Bingung kemana lagi tim hendak bergerak… akhirnya tim melalui mami iren menghubungi tim 2 bu revi… kita sepakat tuk kumpul dulu di depan gang Masjid gang tempat lokasi kontrakkan kita berada… pertemuan menghasilkan kesepakatan bahwa nanggung klo penelusuran dihentikan… maka lanjutlah tim 1 menyisir wilayah rw 05, 06, dan 07, sementara tim 2 menyisir wilayah rw 08, 09, dan 10… brankatzzzz…..

Lagi2… maksud ati menuju rw 05, justru wilayah rw 06 lah yang terkunjungi… tepat sampai di kediaman ketua rw 06 ternyata sedang berlangsung kegiatan posyandu rw setempat… tim ternyata diterima oleh ketua Rt 05/06 ibu enuy sebut ia... kebetulan saat itu ketua rw yang dimaksud memang tidak berada di lokasi (lagi kerja bu)… yah dah terlanjur bertemu akhirnya daripada nihil tim pun nyempetin ngobrol banyak ma tu ibu… namun lagi2 ngga banyak yang tim dapat… rw 06 adalah wilayah yang padat pemukiman… sulit tuk menemukan lahan pertanian di wilayah tersebut… yah begitulah potensi yang tim dapat dari obrolan dengan bu enuy… halah… capek deuh…

Mami iren dah puyer rupanya:

Iren : “gemana nih if, mw dilanjutin ngga?? Makin ke sana kayanya jawabannya sama aja deuh…”

Sama si dengan apa yang ane pikirin… sesame penderita puyer ketika itu… perjalanan tim hanya sekedar mencari lokasi wilayah rw 05 dan 07 ajjjah… tapi itu pun ngga dapet… akhirnya ane pun memutuskan tuk menuju ke kantor desa sekalian dzuhuran di mesjid… sampe di kantor desa rupanya temen2 laen dah stand by di sana… sementara iren ke dalam kantor desa, ane menuju masjid tuk shalat dzuhur… dhida pun ternyata sedang shalat…
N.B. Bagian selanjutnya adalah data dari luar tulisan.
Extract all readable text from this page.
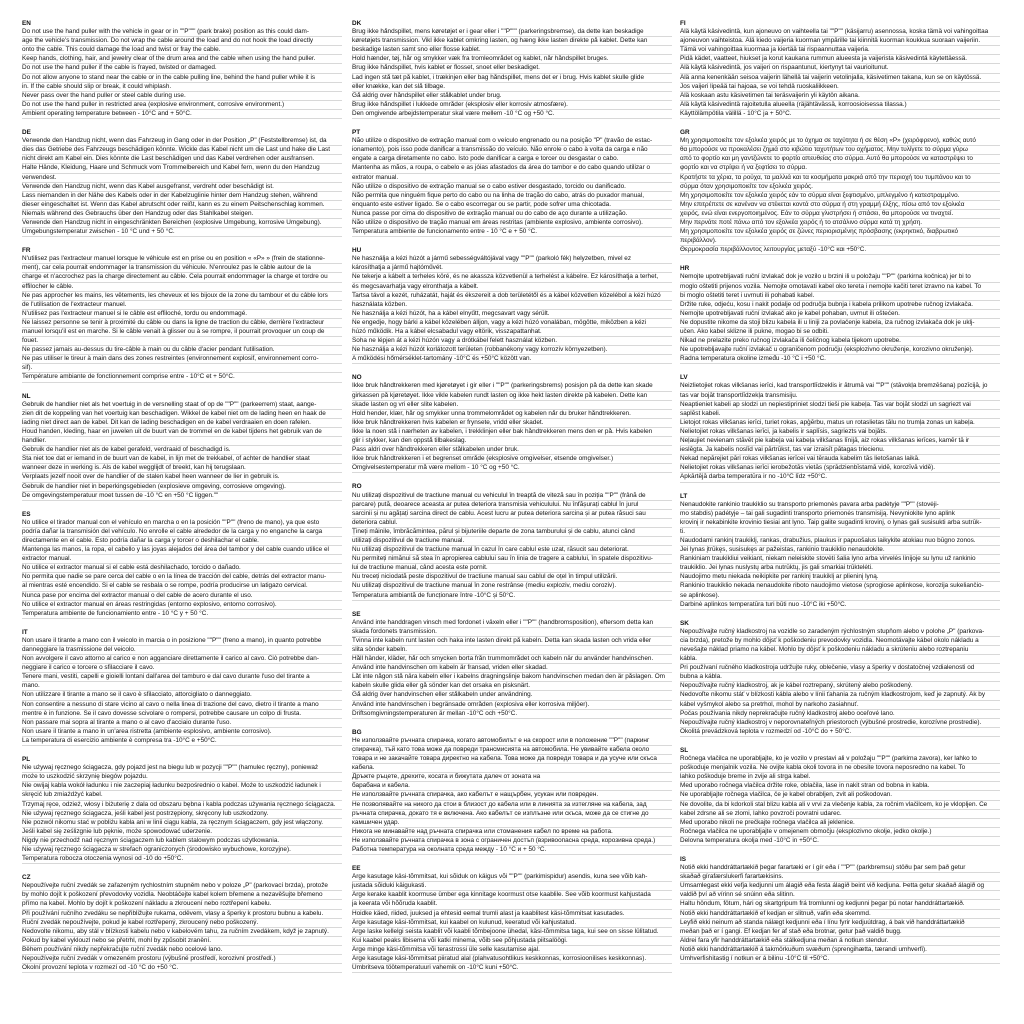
EN
Do not use the hand puller with the vehicle in gear or in ""P""" (park brake) position as this could dam-
age the vehicle's transmission. Do not wrap the cable around the load and do not hook the load directly
onto the cable. This could damage the load and twist or fray the cable.
Keep hands, clothing, hair, and jewelry clear of the drum area and the cable when using the hand puller.
Do not use the hand puller if the cable is frayed, twisted or damaged.
Do not allow anyone to stand near the cable or in the cable pulling line, behind the hand puller while it is
in. If the cable should slip or break, it could whiplash.
Never pass over the hand puller or steel cable during use.
Do not use the hand puller in restricted area (explosive environment, corrosive environment.)
Ambient operating temperature between - 10°C and + 50°C.
DE
Verwende den Handzug nicht, wenn das Fahrzeug in Gang oder in der Position „P" (Feststellbremse) ist, da
dies das Getriebe des Fahrzeugs beschädigen könnte. Wickle das Kabel nicht um die Last und hake die Last
nicht direkt am Kabel ein. Dies könnte die Last beschädigen und das Kabel verdrehen oder ausfransen.
Halte Hände, Kleidung, Haare und Schmuck vom Trommelbereich und Kabel fern, wenn du den Handzug
verwendest.
Verwende den Handzug nicht, wenn das Kabel ausgefranst, verdreht oder beschädigt ist.
Lass niemanden in der Nähe des Kabels oder in der Kabelzuglinie hinter dem Handzug stehen, während
dieser eingeschaltet ist. Wenn das Kabel abrutscht oder reißt, kann es zu einem Peitschenschlag kommen.
Niemals während des Gebrauchs über den Handzug oder das Stahlkabel steigen.
Verwende den Handzug nicht in eingeschränkten Bereichen (explosive Umgebung, korrosive Umgebung).
Umgebungstemperatur zwischen - 10 °C und + 50 °C.
FR
N'utilisez pas l'extracteur manuel lorsque le véhicule est en prise ou en position « «P» » (frein de stationne-
ment), car cela pourrait endommager la transmission du véhicule. N'enroulez pas le câble autour de la
charge et n'accrochez pas la charge directement au câble. Cela pourrait endommager la charge et tordre ou
effilocher le câble.
Ne pas approcher les mains, les vêtements, les cheveux et les bijoux de la zone du tambour et du câble lors
de l'utilisation de l'extracteur manuel.
N'utilisez pas l'extracteur manuel si le câble est effiloché, tordu ou endommagé.
Ne laissez personne se tenir à proximité du câble ou dans la ligne de traction du câble, derrière l'extracteur
manuel lorsqu'il est en marche. Si le câble venait à glisser ou à se rompre, il pourrait provoquer un coup de
fouet.
Ne passez jamais au-dessus du tire-câble à main ou du câble d'acier pendant l'utilisation.
Ne pas utiliser le tireur à main dans des zones restreintes (environnement explosif, environnement corro-
sif).
Température ambiante de fonctionnement comprise entre - 10°C et + 50°C.
NL
Gebruik de handlier niet als het voertuig in de versnelling staat of op de ""P"" (parkeerrem) staat, aange-
zien dit de koppeling van het voertuig kan beschadigen. Wikkel de kabel niet om de lading heen en haak de
lading niet direct aan de kabel. Dit kan de lading beschadigen en de kabel verdraaien en doen rafelen.
Houd handen, kleding, haar en juwelen uit de buurt van de trommel en de kabel tijdens het gebruik van de
handlier.
Gebruik de handlier niet als de kabel gerafeld, verdraaid of beschadigd is.
Sta niet toe dat er iemand in de buurt van de kabel, in lijn met de trekkabel, of achter de handlier staat
wanneer deze in werking is. Als de kabel wegglijdt of breekt, kan hij terugslaan.
Verplaats jezelf nooit over de handlier of de stalen kabel heen wanneer de lier in gebruik is.
Gebruik de handlier niet in beperkingsgebieden (explosieve omgeving, corrosieve omgeving).
De omgevingstemperatuur moet tussen de -10 °C en +50 °C liggen.""
ES
No utilice el tirador manual con el vehículo en marcha o en la posición ""P"" (freno de mano), ya que esto
podría dañar la transmisión del vehículo. No enrolle el cable alrededor de la carga y no enganche la carga
directamente en el cable. Esto podría dañar la carga y torcer o deshilachar el cable.
Mantenga las manos, la ropa, el cabello y las joyas alejados del área del tambor y del cable cuando utilice el
extractor manual.
No utilice el extractor manual si el cable está deshilachado, torcido o dañado.
No permita que nadie se pare cerca del cable o en la línea de tracción del cable, detrás del extractor manu-
al mientras esté encendido. Si el cable se resbala o se rompe, podría producirse un latigazo cervical.
Nunca pase por encima del extractor manual o del cable de acero durante el uso.
No utilice el extractor manual en áreas restringidas (entorno explosivo, entorno corrosivo).
Temperatura ambiente de funcionamiento entre - 10 °C y + 50 °C.
IT
Non usare il tirante a mano con il veicolo in marcia o in posizione ""P"" (freno a mano), in quanto potrebbe
danneggiare la trasmissione del veicolo.
Non avvolgere il cavo attorno al carico e non agganciare direttamente il carico al cavo. Ciò potrebbe dan-
neggiare il carico e torcere o sfilacciare il cavo.
Tenere mani, vestiti, capelli e gioielli lontani dall'area del tamburo e dal cavo durante l'uso del tirante a
mano.
Non utilizzare il tirante a mano se il cavo è sfilacciato, attorcigliato o danneggiato.
Non consentire a nessuno di stare vicino al cavo o nella linea di trazione del cavo, dietro il tirante a mano
mentre è in funzione. Se il cavo dovesse scivolare o rompersi, potrebbe causare un colpo di frusta.
Non passare mai sopra al tirante a mano o al cavo d'acciaio durante l'uso.
Non usare il tirante a mano in un'area ristretta (ambiente esplosivo, ambiente corrosivo).
La temperatura di esercizio ambiente è compresa tra -10°C e +50°C.
PL
Nie używaj ręcznego ściągacza, gdy pojazd jest na biegu lub w pozycji ""P"" (hamulec ręczny), ponieważ
może to uszkodzić skrzynię biegów pojazdu.
Nie owijaj kabla wokół ładunku i nie zaczepiaj ładunku bezpośrednio o kabel. Może to uszkodzić ładunek i
skręcić lub zmiażdżyć kabel.
Trzymaj ręce, odzież, włosy i biżuterię z dala od obszaru bębna i kabla podczas używania ręcznego ściągacza.
Nie używaj ręcznego ściągacza, jeśli kabel jest postrzępiony, skręcony lub uszkodzony.
Nie pozwól nikomu stać w pobliżu kabla ani w linii ciągu kabla, za ręcznym ściągaczem, gdy jest włączony.
Jeśli kabel się ześlizgnie lub pęknie, może spowodować uderzenie.
Nigdy nie przechodź nad ręcznym ściągaczem lub kablem stalowym podczas użytkowania.
Nie używaj ręcznego ściągacza w strefach ograniczonych (środowisko wybuchowe, korozyjne).
Temperatura robocza otoczenia wynosi od -10 do +50°C.
CZ
Nepoužívejte ruční zvedák se zařazeným rychlostním stupněm nebo v poloze „P" (parkovací brzda), protože
by mohlo dojít k poškození převodovky vozidla. Neobtáčejte kabel kolem břemene a nezavěšujte břemeno
přímo na kabel. Mohlo by dojít k poškození nákladu a zkroucení nebo roztřepení kabelu.
Při používání ručního zvedáku se nepřibližujte rukama, oděvem, vlasy a šperky k prostoru bubnu a kabelu.
Ruční zvedák nepoužívejte, pokud je kabel roztřepený, zkroucený nebo poškozený.
Nedovolte nikomu, aby stál v blízkosti kabelu nebo v kabelovém tahu, za ručním zvedákem, když je zapnutý.
Pokud by kabel vyklouzl nebo se přetrhl, mohl by způsobit zranění.
Během používání nikdy nepřekračujte ruční zvedák nebo ocelové lano.
Nepoužívejte ruční zvedák v omezeném prostoru (výbušné prostředí, korozivní prostředí.)
Okolní provozní teplota v rozmezí od -10 °C do +50 °C.
DK
Brug ikke håndspillet, mens køretøjet er i gear eller i ""P""" (parkeringsbremse), da dette kan beskadige
køretøjets transmission. Vikl ikke kablet omkring lasten, og hæng ikke lasten direkte på kablet. Dette kan
beskadige lasten samt sno eller flosse kablet.
Hold hænder, tøj, hår og smykker væk fra tromleområdet og kablet, når håndspillet bruges.
Brug ikke håndspillet, hvis kablet er flosset, snoet eller beskadiget.
Lad ingen stå tæt på kablet, i trækinjen eller bag håndspillet, mens det er i brug. Hvis kablet skulle glide
eller knække, kan det slå tilbage.
Gå aldrig over håndspillet eller stålkablet under brug.
Brug ikke håndspillet i lukkede områder (eksplosiv eller korrosiv atmosfære).
Den omgivende arbejdstemperatur skal være mellem -10 °C og +50 °C.
PT
Não utilize o dispositivo de extração manual com o veículo engrenado ou na posição "P" (travão de estac-
ionamento), pois isso pode danificar a transmissão do veículo. Não enrole o cabo à volta da carga e não
engate a carga diretamente no cabo. Isto pode danificar a carga e torcer ou desgastar o cabo.
Mantenha as mãos, a roupa, o cabelo e as jóias afastados da área do tambor e do cabo quando utilizar o
extrator manual.
Não utilize o dispositivo de extração manual se o cabo estiver desgastado, torcido ou danificado.
Não permita que ninguém fique perto do cabo ou na linha de tração do cabo, atrás do puxador manual,
enquanto este estiver ligado. Se o cabo escorregar ou se partir, pode sofrer uma chicotada.
Nunca passe por cima do dispositivo de extração manual ou do cabo de aço durante a utilização.
Não utilize o dispositivo de tração manual em áreas restritas (ambiente explosivo, ambiente corrosivo).
Temperatura ambiente de funcionamento entre - 10 °C e + 50 °C.
HU
Ne használja a kézi húzót a jármű sebességváltójával vagy ""P"" (parkoló fék) helyzetben, mivel ez
károsíthatja a jármű hajtóművét.
Ne tekerje a kábelt a terheles köré, és ne akassza közvetlenül a terhelést a kábelre. Ez károsíthatja a terhet,
és megcsavarhatja vagy elronthatja a kábelt.
Tartsa távol a kezét, ruházatát, haját és ékszereit a dob területétől és a kábel közvetlen közelébol a kézi húzó
használata közben.
Ne használja a kézi húzót, ha a kábel elnyűtt, megcsavart vagy sérült.
Ne engedje, hogy bárki a kábel közelében álljon, vagy a kézi húzó vonalában, mögötte, miközben a kézi
húzó működik. Ha a kábel elcsabadul vagy eltörik, visszapattanhat.
Soha ne lépjen át a kézi húzón vagy a drótkábel felett használat közben.
Ne használja a kézi húzót korlátozott területen (robbanékony vagy korrozív környezetben).
A működési hőmérséklet-tartomány -10°C és +50°C között van.
NO
Ikke bruk håndtrekkeren med kjøretøyet i gir eller i ""P"" (parkeringsbrems) posisjon på da dette kan skade
girkassen på kjøretøyet. Ikke vikle kabelen rundt lasten og ikke hekt lasten direkte på kabelen. Dette kan
skade lasten og vri eller slite kabelen.
Hold hender, klær, hår og smykker unna trommelområdet og kabelen når du bruker håndtrekkeren.
Ikke bruk håndtrekkeren hvis kabelen er frynsete, vridd eller skadet.
Ikke la noen stå i nærheten av kabelen, i trekklinjen eller bak håndtrekkeren mens den er på. Hvis kabelen
glir i stykker, kan den oppstå tilbakeslag.
Pass aldri over håndtrekkeren eller stålkabelen under bruk.
Ikke bruk håndtrekkeren i et begrenset område (eksplosive omgivelser, etsende omgivelser.)
Omgivelsestemperatur må være mellom - 10 °C og +50 °C.
RO
Nu utilizați dispozitivul de tractiune manual cu vehiculul în treaptă de viteză sau în poziția ""P"" (frână de
parcare) pută, deoarece aceasta ar putea deteriora transmisia vehiculului. Nu înfășurați cablul în jurul
sarcinii și nu agățați sarcina direct de cablu. Acest lucru ar putea deteriora sarcina și ar putea răsuci sau
deteriora cablul.
Țineți mâinile, îmbrăcămintea, părul și bijuteriile departe de zona tamburului și de cablu, atunci când
utilizați dispozitivul de tractiune manual.
Nu utilizați dispozitivul de tractiune manual în cazul în care cablul este uzat, răsucit sau deteriorat.
Nu permiteți nimănui să stea în apropierea cablului sau în linia de tragere a cablului, în spatele dispozitivu-
lui de tractiune manual, când acesta este pornit.
Nu treceți niciodată peste dispozitivul de tractiune manual sau cablul de oțel în timpul utilizării.
Nu utilizați dispozitivul de tractiune manual în zone restrânse (mediu exploziv, mediu coroziv).
Temperatura ambiantă de funcționare între -10°C și 50°C.
SE
Använd inte handdragen vinsch med fordonet i växeln eller i ""P"" (handbromsposition), eftersom detta kan
skada fordonets transmission.
Tvinna inte kabeln runt lasten och haka inte lasten direkt på kabeln. Detta kan skada lasten och vrida eller
slita sönder kabeln.
Håll händer, kläder, hår och smycken borta från trummområdet och kabeln när du använder handvinschen.
Använd inte handvinschen om kabeln är fransad, vriden eller skadad.
Låt inte någon stå nära kabeln eller i kabelns dragningslinje bakom handvinschen medan den är påslagen. Om
kabeln skulle glida eller gå sönder kan det orsaka en pisksnärt.
Gå aldrig över handvinschen eller stålkabeln under användning.
Använd inte handvinschen i begränsade områden (explosiva eller korrosiva miljöer).
Driftsomgivningstemperaturen är mellan -10°C och +50°C.
BG
Не използвайте ръчната спирачка, когато автомобилът е на скорост или в положение ""P"" (паркинг
спирачка), тъй като това може да повреди трансмисията на автомобила. Не увивайте кабела около
товара и не закачайте товара директно на кабела. Това може да повреди товара и да усуче или скъса
кабела.
Дръжте ръцете, дрехите, косата и бижутата далеч от зоната на
барабана и кабела.
Не използвайте ръчната спирачка, ако кабелът е нащърбен, усукан или повреден.
Не позволявайте на никого да стои в близост до кабела или в линията за изтегляне на кабела, зад
ръчната спирачка, докато тя е включена. Ако кабелът се изплъзне или скъса, може да се стигне до
камшичен удар.
Никога не минавайте над ръчната спирачка или стоманения кабел по време на работа.
Не използвайте ръчната спирачка в зона с ограничен достъп (взривоопасна среда, корозивна среда.)
Работна температура на околната среда между - 10 °C и + 50 °C.
EE
Ärge kasutage käsi-tõmmitsat, kui sõiduk on käigus või ""P"" (parkimispidur) asendis, kuna see võib kah-
justada sõiduki käigukasti.
Ärge kerake kaablit koormuse ümber ega kinnitage koormust otse kaablile. See võib koormust kahjustada
ja keerata või hõõruda kaablit.
Hoidke käed, riided, juuksed ja ehtesid eemal trumli alast ja kaablitest käsi-tõmmitsat kasutades.
Ärge kasutage käsi-tõmmitsat, kui kaabel on kulunud, keeratud või kahjustatud.
Ärge laske kellelgi seista kaablit või kaabli tõmbejoone ühedal, käsi-tõmmitsa taga, kui see on sisse lülitatud.
Kui kaabel peaks libisema või katki minema, võib see põhjustada piitsalöögi.
Ärge minge käsi-tõmmitsa või terastrossi üle selle kasutamise ajal.
Ärge kasutage käsi-tõmmitsat piiratud alal (plahvatusohtlikus keskkonnas, korrosioonilises keskkonnas).
Ümbritseva töötemperatuuri vahemik on -10°C kuni +50°C.
FI
Älä käytä käsivedintä, kun ajoneuvo on vaihteella tai ""P"" (käsijarru) asennossa, koska tämä voi vahingoittaa
ajoneuvon vaihteistoa. Älä kiedo vaijeria kuorman ympärille tai kiinnitä kuorman koukkua suoraan vaijeriin.
Tämä voi vahingoittaa kuormaa ja kiertää tai rispaannuttaa vaijeria.
Pidä kädet, vaatteet, hiukset ja korut kaukana rummun alueesta ja vaijerista käsivedintä käytettäessä.
Älä käytä käsivedintä, jos vaijeri on rispaantunut, kiertynyt tai vaurioitunut.
Älä anna kenenkään seisoa vaijerin lähellä tai vaijerin vetolinjalla, käsivetimen takana, kun se on käytössä.
Jos vaijeri lipeää tai hajoaa, se voi tehdä ruoskaliikkeen.
Älä koskaan astu käsivetimen tai teräsvaijerin yli käytön aikana.
Älä käytä käsivedintä rajoitetulla alueella (räjähtävässä, korroosioisessa tilassa.)
Käyttölämpötila välillä - 10°C ja + 50°C.
GR
Μη χρησιμοποιείτε τον εξολκέα χειρός με το όχημα σε ταχύτητα ή σε θέση «P» (χειρόφρενο), καθώς αυτό
θα μπορούσε να προκαλέσει ζημιά στο κιβώτιο ταχυτήτων του οχήματος. Μην τυλίγετε το σύρμα γύρω
από το φορτίο και μη γαντζώνετε το φορτίο απευθείας στο σύρμα. Αυτό θα μπορούσε να καταστρέψει το
φορτίο και να στρίψει ή να ξεφτίσει το σύρμα.
Κρατήστε τα χέρια, τα ρούχα, τα μαλλιά και τα κοσμήματα μακριά από την περιοχή του τυμπάνου και το
σύρμα όταν χρησιμοποιείτε τον εξολκέα χειρός.
Μη χρησιμοποιείτε τον εξολκέα χειρός εάν το σύρμα είναι ξεφτισμένο, μπλεγμένο ή κατεστραμμένο.
Μην επιτρέπετε σε κανέναν να στέκεται κοντά στο σύρμα ή στη γραμμή έλξης, πίσω από τον εξολκέα
χειρός, ενώ είναι ενεργοποιημένος. Εάν το σύρμα γλιστρήσει ή σπάσει, θα μπορούσε να τιναχτεί.
Μην περνάτε ποτέ πάνω από τον εξολκέα χειρός ή το ατσάλινο σύρμα κατά τη χρήση.
Μη χρησιμοποιείτε τον εξολκέα χειρός σε ζώνες περιορισμένης πρόσβασης (εκρηκτικό, διαβρωτικό
περιβάλλον).
Θερμοκρασία περιβάλλοντος λειτουργίας μεταξύ -10°C και +50°C.
HR
Nemojte upotrebljavati ruční izvlakač dok je vozilo u brzini ili u položaju ""P"" (parkirna kočnica) jer bi to
moglo oštetiti prijenos vozila. Nemojte omotavati kabel oko tereta i nemojte kačiti teret izravno na kabel. To
bi moglo oštetiti teret i uvrnuti ili pohabati kabel.
Držite ruke, odjeću, kosu i nakit podalje od područja bubnja i kabela prilikom upotrebe ručnog izvlakača.
Nemojte upotrebljavati ruční izvlakač ako je kabel pohaban, uvrnut ili oštećen.
Ne dopustite nikome da stoji blizu kabela ili u liniji za povlačenje kabela, iza ručnog izvlakača dok je uklj-
učen. Ako kabel sklizne ili pukne, mogao bi se odbiti.
Nikad ne prelazite preko ručnog izvlakača ili čeličnog kabela tijekom upotrebe.
Ne upotrebljavajte ruční izvlakač u ograničenom području (eksplozivno okruženje, korozivno okruženje).
Radna temperatura okoline između -10 °C i +50 °C.
LV
Neizlietojiet rokas vilkšanas ierīci, kad transportlīdzeklis ir ātrumā vai ""P"" (stāvokļa bremzēšana) pozīcijā, jo
tas var bojāt transportlīdzekļa transmisiju.
Neaptieniet kabeli ap slodzi un nepiestipriniet slodzi tieši pie kabeļa. Tas var bojāt slodzi un sagriezt vai
saplēst kabeli.
Lietojot rokas vilkšanas ierīci, turiet rokas, apģērbu, matus un rotaslietas tālu no trumļa zonas un kabeļa.
Nelietojiet rokas vilkšanas ierīci, ja kabelis ir saplīsis, sagriezts vai bojāts.
Neļaujiet nevienam stāvēt pie kabeļa vai kabeļa vilkšanas līnijā, aiz rokas vilkšanas ierīces, kamēr tā ir
ieslēgta. Ja kabelis noslīd vai pārtrūkst, tas var izraisīt pātagas triecienu.
Nekad nepārejiet pāri rokas vilkšanas ierīcei vai tērauda kabelim tās lietošanas laikā.
Nelietojiet rokas vilkšanas ierīci ierobežotās vietās (sprādzienbīstamā vidē, korozīvā vidē).
Apkārtējā darba temperatūra ir no -10°C līdz +50°C.
LT
Nenaudokite rankinio traukiklio su transporto priemonės pavara arba padėtyje ""P"" (stovėji-
mo stabdis) padėtyje – tai gali sugadinti transporto priemonės transmisiją. Nevyniokite lyno aplink
krovinį ir nekabinkite krovinio tiesiai ant lyno. Taip galite sugadinti krovinį, o lynas gali susisukti arba sutrūk-
ti.
Naudodami rankinį traukiklį, rankas, drabužius, plaukus ir papuošalus laikykite atokiau nuo būgno zonos.
Jei lynas įtrūkęs, susisukęs ar pažeistas, rankinio traukiklio nenaudokite.
Rankiniam traukikliui veikiant, niekam neleiskite stovėti šalia lyno arba virvelės linijoje su lynu už rankinio
traukiklio. Jei lynas nuslystų arba nutrūktų, jis gali smarkiai trūktelėti.
Naudojimo metu niekada neikipkite per rankinį traukiklį ar plieninį lyną.
Rankinio traukiklio nekada nenaudokite riboto naudojimo vietose (sprogiose aplinkose, korozija sukeliančio-
se aplinkose).
Darbinė aplinkos temperatūra turi būti nuo -10°C iki +50°C.
SK
Nepoužívajte ručný kladkostroj na vozidle so zaradeným rýchlostným stupňom alebo v polohe „P" (parkova-
cia brzda), pretože by mohlo dôjsť k poškodeniu prevodovky vozidla. Neomotávajte kábel okolo nákladu a
nevešajte náklad priamo na kábel. Mohlo by dôjsť k poškodeniu nákladu a skrúteniu alebo roztrepaniu
kábla.
Pri používaní ručného kladkostroja udržujte ruky, oblečenie, vlasy a šperky v dostatočnej vzdialenosti od
bubna a kábla.
Nepoužívajte ručný kladkostroj, ak je kábel roztrepaný, skrútený alebo poškodený.
Nedovoľte nikomu stáť v blízkosti kábla alebo v línii ťahania za ručným kladkostrojom, keď je zapnutý. Ak by
kábel vyšmykol alebo sa pretrhol, mohol by narkoho zasiahnuť.
Počas používania nikdy neprekračujte ručný kladkostroj alebo oceľové lano.
Nepoužívajte ručný kladkostroj v neporovnateľných priestoroch (výbušné prostredie, korozívne prostredie).
Okolitá prevádzková teplota v rozmedzí od -10°C do + 50°C.
SL
Ročnega vlačilca ne uporabljajte, ko je vozilo v prestavi ali v položaju ""P"" (parkirna zavora), ker lahko to
poškoduje menjalnik vozila. Ne ovijte kabla okoli tovora in ne obesite tovora neposredno na kabel. To
lahko poškoduje breme in zvije ali strga kabel.
Med uporabo ročnega vlačilca držite roke, oblačila, lase in nakit stran od bobna in kabla.
Ne uporabljajte ročnega vlačilca, če je kabel obrabljen, zvit ali poškodovan.
Ne dovolite, da bi kdorkoli stal blizu kabla ali v vrvi za vlečenje kabla, za ročnim vlačilcem, ko je vklopljen. Če
kabel zdrsne ali se zlomi, lahko povzroči povratni udarec.
Med uporabo nikoli ne prečkajte ročnega vlačilca ali jeklenice.
Ročnega vlačilca ne uporabljajte v omejenem območju (eksplozivno okolje, jedko okolje.)
Delovna temperatura okolja med -10°C in +50°C.
IS
Notið ekki handdráttartækið þegar farartæki er í gír eða í ""P"" (parkbremsu) stöðu þar sem það getur
skaðað gírafærslukerfi farartækisins.
Umsamlegast ekki vefja kedjunni um álagið eða festa álagið beint við kedjuna. Þetta getur skaðað álagið og
valdið því að vírinn sé snúinn eða slitinn.
Haltu höndum, fötum, hári og skartgripum frá tromlunni og kedjunni þegar þú notar handdráttartækið.
Notið ekki handdráttartækið ef kedjan er slitnuð, vafin eða skemmd.
Leyfið ekki neinum að standa nálægt kedjunni eða í línu fyrir kedjuútdrag, á bak við handdráttartækið
meðan það er í gangi. Ef kedjan fer af stað eða brotnar, getur það valdið bugg.
Aldrei fara yfir handdráttartækið eða stálkedjuna meðan á notkun stendur.
Notið ekki handdráttartækið á takmörkuðum svæðum (sprengihætta, tærandi umhverfi).
Umhverfishitastig í notkun er á bilinu -10°C til +50°C.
Berezzz shalat, sempetin rehat sambil ngobrol2 ma dhida di teras mesjid…

Abankz : “gemana dha??”

Dhida : “yang masih ada lahan pertaniannya ya Cuma dir w 01 ma 02 itu tadi bank, yang di atas sana… itu juga bukan punya warga situ… punya orang Jakarta katanya”

Yah begitulah memang kondisinya… tiada kata putus asa… misi pun tetap mereka lanjutkan, menyisir rw 09 dan 10… sementara ane dan iren yang sebenernya sudah menyelesaikan target utama misi hari itu terpaksa harus menunaikan janji bertemu dengan ketua rt 03 dimana tempat kontrakkan kita berada… sembari pulang lah… cabut lah kita menuju istana… ngga lama berada di istana, Cuma sekedar naro bawaan atau tas lah, ane dan iren langsung menuju ke rumah ketua rt setempat yang dimaksud… sempet nyasar arah, nyadar salah arah ane langsung muter balik menuju kediaman pa rt rohim yang kita maksud… rupanya pa rohim sudah menunggu kedatangan kita… ane dan iren pun langsung disambut oleh pa rohimnya sendiri…

Clingak-clinguk ke plosok ruangan yang ada, ane benyak melihat bungkusan2 kripik pisang yang tertumpuk persis di pojok ruang tamu deket tempat ane duduk berlesehan beralaskan karpet ijo… ngga Cuma di pojok ruang itu ternyata di dalam ruangan yang bersebelahan dengan ruang tamu ane juga melihat setumpuk kripik pisang yang belum dibungkus seperti kripik yang ane lihat di pojiok ruang tamu itu… dalam benak hati “wah apa mungkin ini yang menjadi komoditas utama yang akan kita telusuri??”

Sedikit kata pendek bicara, tapi hamper selama dua jam kita ngobrol dengan pa rohim, hasilnya tidak juga seperti yang kita harapkan… 2 jam ngobrol lebih banyak ngelabunya… maksud ati mengarahkan pembicaraan pada usaha kripik pisang yang pa rohim jalankan eh jatohnya malah cerita sejarah idup beliau dari mulai tahun 70an ampe sekarang… haduh parah bgt dah… begitulah rt kami ini… ampe rombongan dhida tiba menemani ane dan iren rupanya pa rohim ini terus melanjutkan ceritanya… tadinya si berharap kedatangan dhida dkk bisa mengakhiri obrolan ga jelas ini, tapi justru malah makin terbawa dongeng panjang pa rohim… haduh pegeul brow…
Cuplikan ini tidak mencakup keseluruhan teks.